Dal 13 febbraio esce in Italia il secondo film del regista coreano, targato 2003
Lo straordinario successo agli Oscar di "Parasite" ha sdoganato finalmente il cinema di Bong Joon-ho. Così ora si pesca dal suo passato e arriva al cinema dal 13 febbraio l'inedito "Memorie di un assassino", uscito nel 2003 (e che Tarantino definì "un capolavoro"), un intreccio di generi e toni, dal thriller al ritratto sociale (come "Parasite"). Il "dramma investigativo molto realistico", come lo descrive lo stesso regista, è basato sulla vera vicenda che ha circondato la prima serie di omicidi seriali documentata in Corea del Sud. Tgcom24 vi offre una clip esclusiva.
In un piccolo villaggio, nel 1986, viene trovata una giovane donna brutalmente assassinata. Partono le indagini da parte della più inetta e confusa polizia locale ancora ammantata dai metodi spicci del recente regime che vive ancora nel dna di tutti i poliziotti. Le cose si complicano quando gli omicidi si susseguono e si capisce che ci si trova di fronte a un serial killer. Due poliziotti locali, tanto brutali quanto impreparati, indagano con mezzi poco ortodossi sugli omicidi. Si unirà a loro un terzo detective, in arrivo direttamente da Seul. Penserà di poter risolvere il caso ma, fra errori e false piste, verrà trascinato negli abissi di un’indagine senza apparente risoluzione.
La trama è ispirata alla storia vera del primo omicida seriale della Corea del Sud: un uomo che commise i suoi crimini fra il 1986 e il 1991, spesso associato allo statunitense killer dello zodiaco (durante le indagini vennero interrrogati 3000 sospettati, parteciparono 300mila agenti, nessuno fu arrestato). "Memorie di un assassino" è il secondo film di Bong Joon-ho, per la rivista inglese Sight&Sound "uno dei film chiave del primo decennio del XXI secolo", e premiato nel 2003 per la sceneggiatura al Festival di Torino. Il regista sudcoreano poi impressionò i critici con il notevole "The Host" per poi dirigere "Madre", successivamente il suo primo film in lingua inglese, "Snowpiecer", "Okja" per Netflix, e infine arrivare a "Parasite".

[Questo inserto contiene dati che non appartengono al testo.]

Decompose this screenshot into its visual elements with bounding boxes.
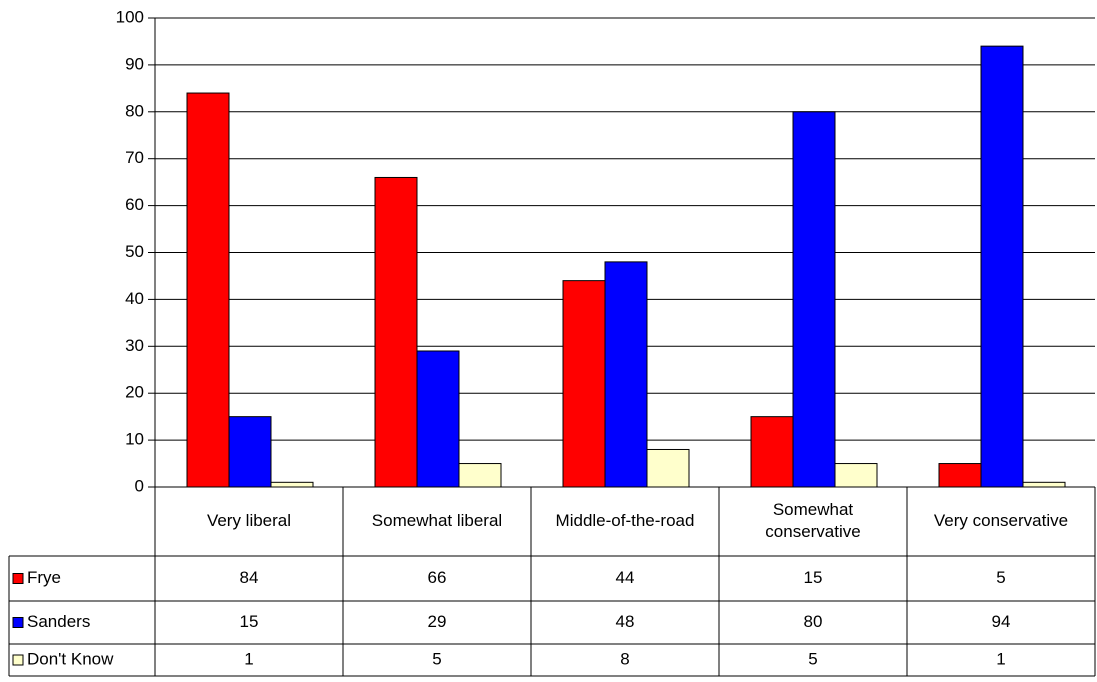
y-tick-label: 70: [125, 148, 144, 167]
table-value: 66: [428, 568, 447, 587]
legend-label: Don't Know: [27, 649, 114, 668]
table-value: 5: [432, 649, 441, 668]
bar: [646, 448, 690, 488]
y-tick-label: 100: [116, 7, 144, 26]
category-label: Middle-of-the-road: [556, 511, 695, 530]
legend-label: Sanders: [27, 612, 90, 631]
y-tick-label: 80: [125, 101, 144, 120]
table-value: 94: [992, 612, 1011, 631]
bar: [938, 463, 982, 488]
y-tick-label: 60: [125, 195, 144, 214]
bar: [270, 481, 314, 488]
bar: [562, 280, 606, 488]
y-tick-label: 40: [125, 289, 144, 308]
category-label: conservative: [765, 522, 860, 541]
table-value: 15: [804, 568, 823, 587]
table-value: 80: [804, 612, 823, 631]
bar: [750, 416, 794, 488]
table-value: 5: [996, 568, 1005, 587]
bar: [1022, 481, 1066, 488]
table-value: 15: [240, 612, 259, 631]
category-label: Somewhat liberal: [372, 511, 502, 530]
bar: [792, 111, 836, 488]
table-value: 44: [616, 568, 635, 587]
y-tick-label: 30: [125, 336, 144, 355]
bar: [834, 463, 878, 488]
category-label: Very conservative: [934, 511, 1068, 530]
legend-key: [12, 617, 24, 628]
y-tick-label: 0: [135, 476, 144, 495]
table-value: 5: [808, 649, 817, 668]
table-value: 48: [616, 612, 635, 631]
y-tick-label: 20: [125, 383, 144, 402]
bar: [416, 350, 460, 488]
category-label: Somewhat: [773, 500, 854, 519]
y-tick-label: 50: [125, 242, 144, 261]
bar: [980, 45, 1024, 488]
legend-key: [12, 573, 24, 584]
bar: [374, 176, 418, 488]
y-tick-label: 90: [125, 54, 144, 73]
table-value: 84: [240, 568, 259, 587]
bar: [186, 92, 230, 488]
table-value: 8: [620, 649, 629, 668]
category-label: Very liberal: [207, 511, 291, 530]
legend-label: Frye: [27, 568, 61, 587]
table-value: 29: [428, 612, 447, 631]
y-tick-label: 10: [125, 430, 144, 449]
bar: [228, 416, 272, 488]
bar: [604, 261, 648, 488]
bar: [458, 463, 502, 488]
legend-key: [12, 654, 24, 666]
table-value: 1: [996, 649, 1005, 668]
table-value: 1: [244, 649, 253, 668]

Il regista ha spiegato che il film "è un dramma investigativo molto realistico e decisamente coreano. Non ci sono così eleganti detective in stile FBI con giacche di pelle e occhiali da sole scuri come quelli che si vedono di solito nei film americani. L'abbinamento di un poliziotto cittadino e un poliziotto di campagna potrebbe sembrare a prima vista una scelta convenzionale, ma persino l'investigatore che viene dalla capitale non corrisponde all'immagine di un detective di città che ama i rompicapi". Bong Joon-ho ha poi chiarito: "Non è insomma un thriller classico che mette insieme tutti i tasselli di un puzzle come è nel più tradizionale dei film hollywoodiani, ma piuttosto è descritta in modo molto realistico la rabbia e la follia di questi due investigatori che vogliono disperatamente catturare l'assassino, ma non riescono a farlo".